Fed’s Barkin: No Rush To Cut, Can’t Dismiss Inflation Risks From Tariffs
- By The Financial District
- 7 hours ago
- 2 min read
Richmond Federal Reserve President Thomas Barkin said that there’s no rush to cut interest rates, given the still-unresolved risk that new import taxes might raise inflation, and with the U.S. job market and consumer spending holding up, Howard Schneider reported for Reuters.

Barkin’s comments come at a moment of heightened uncertainty for the Fed and the U.S. economy. I Photo: Federal Reserve Bank of Richmond
“I don’t think the data gives us any rush to cut... I am very conscious that we’ve not been at our inflation target for four years,” Barkin said in a Reuters interview, noting that businesses in his district still expect price increases later in the year as new tariffs take effect—and the fact that import duties may rise even further in the coming months.
He added that the jobless rate remains low at 4.2%, and firms don’t appear on the cusp of major layoffs that would undercut the Fed’s other goal of maintaining maximum employment.

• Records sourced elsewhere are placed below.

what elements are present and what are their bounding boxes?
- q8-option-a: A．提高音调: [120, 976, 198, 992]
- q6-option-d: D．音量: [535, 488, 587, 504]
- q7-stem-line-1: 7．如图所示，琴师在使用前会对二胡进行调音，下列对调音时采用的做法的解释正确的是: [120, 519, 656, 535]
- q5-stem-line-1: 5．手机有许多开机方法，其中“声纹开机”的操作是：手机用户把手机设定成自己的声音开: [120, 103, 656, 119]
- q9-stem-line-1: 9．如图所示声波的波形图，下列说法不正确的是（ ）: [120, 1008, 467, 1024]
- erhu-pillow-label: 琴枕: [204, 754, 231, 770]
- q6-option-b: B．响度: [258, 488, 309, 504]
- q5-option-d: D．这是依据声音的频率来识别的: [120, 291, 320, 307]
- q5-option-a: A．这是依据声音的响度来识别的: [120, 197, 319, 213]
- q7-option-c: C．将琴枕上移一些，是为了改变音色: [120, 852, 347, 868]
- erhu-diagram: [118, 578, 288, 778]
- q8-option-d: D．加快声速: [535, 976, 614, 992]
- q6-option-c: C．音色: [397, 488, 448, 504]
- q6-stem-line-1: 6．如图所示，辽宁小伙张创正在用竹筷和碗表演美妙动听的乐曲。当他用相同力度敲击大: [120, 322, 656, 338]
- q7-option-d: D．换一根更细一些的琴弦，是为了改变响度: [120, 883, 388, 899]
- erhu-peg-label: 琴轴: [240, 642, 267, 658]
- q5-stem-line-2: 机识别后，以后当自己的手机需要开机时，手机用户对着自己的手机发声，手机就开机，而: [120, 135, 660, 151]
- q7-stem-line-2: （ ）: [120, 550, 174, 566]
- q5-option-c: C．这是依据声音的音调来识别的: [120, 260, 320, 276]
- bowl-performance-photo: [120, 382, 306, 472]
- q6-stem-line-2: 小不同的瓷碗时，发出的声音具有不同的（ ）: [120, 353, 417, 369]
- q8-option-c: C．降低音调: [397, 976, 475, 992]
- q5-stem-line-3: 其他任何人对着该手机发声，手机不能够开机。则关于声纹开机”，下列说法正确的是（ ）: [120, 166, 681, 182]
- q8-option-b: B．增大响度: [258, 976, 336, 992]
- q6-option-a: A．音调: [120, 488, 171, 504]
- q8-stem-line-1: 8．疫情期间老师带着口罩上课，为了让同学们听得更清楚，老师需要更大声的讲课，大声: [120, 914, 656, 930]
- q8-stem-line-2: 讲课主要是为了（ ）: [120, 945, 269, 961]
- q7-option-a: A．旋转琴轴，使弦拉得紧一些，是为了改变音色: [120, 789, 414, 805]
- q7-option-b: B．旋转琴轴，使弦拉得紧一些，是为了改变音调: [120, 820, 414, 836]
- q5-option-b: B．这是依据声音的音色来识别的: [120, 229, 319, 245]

“Nothing is burning on either side such that it suggests there’s a rush to act,” Barkin said in his first public comments following this week’s Fed meeting, at which the central bank held its policy rate steady in the current range between 4.25% and 4.5%.
“I’m not in a mood to ignore a spike in inflation were it to come... We’ll have to see if it comes. I’m comfortable with where we are... Core inflation is still over target. Being modestly restrictive is a good way to address that,” he said.
Barkin’s comments come at a moment of heightened uncertainty for the Fed and the U.S. economy.
Tariffs are already higher on some goods and could potentially increase again as soon as next month—when the Trump administration has set a July 9 deadline for other nations to either strike trade deals with the U.S. or face possibly exorbitant taxes on their goods.